В половине первого сверху, со стороны чердачного люка в коридоре, раздалось скрежетание. Там, под потолком, был старый люк на чердак, им давно не пользовались. Скрежет был тяжёлый, настойчивый. Будто кто-то водил чем-то металлическим. Потом щёлкнула старая защёлка, спустя секунду захлопнулась обратно.
— Оно еще и ходит… — сказала мама сдавленным голосом. — Хорошо что мы заперлись…
— Давай шкаф придвинем. — Егор встал с кровати.
Шкаф стоял у боковой стены, высокий, тяжелый. Дверцы с зеркалом, нижний ящик чуть перекошен. Они вдвоем взялись за его края. Доски пола под ногами глухо ответили, когда шкаф сдвинулся на пару сантиметров. Егор упёрся сильнее, плечо заболело. Мама дышала часто, но молчала.
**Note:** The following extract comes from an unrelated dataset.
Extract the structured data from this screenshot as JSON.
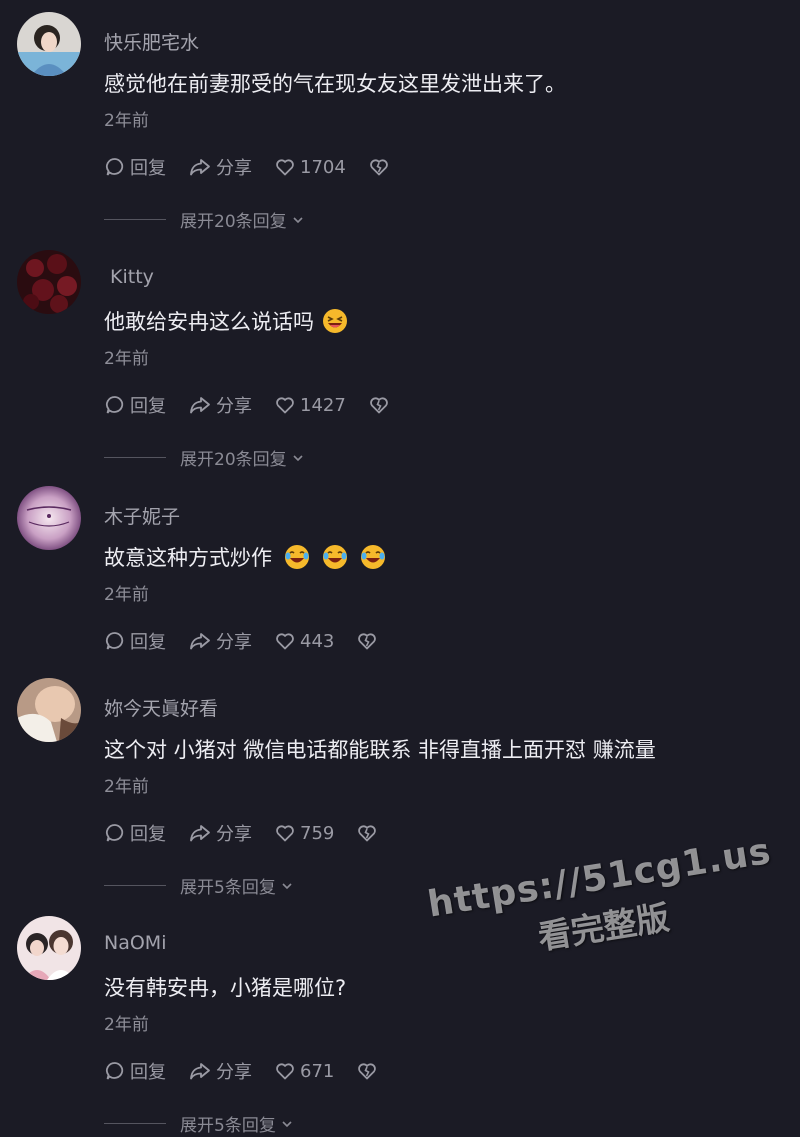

Они по сантиметру подтащили шкаф к двери, пока между торцом и косяком не осталось узкое пространство. Теперь дверь не распахнуть рывком. Надо сначала отодвинуть шкаф. Егор выпрямился. Мама вытерла ладони о кардиган.
— Уже легче, — сказала она. — Хотя это, конечно, для самоуспокоения.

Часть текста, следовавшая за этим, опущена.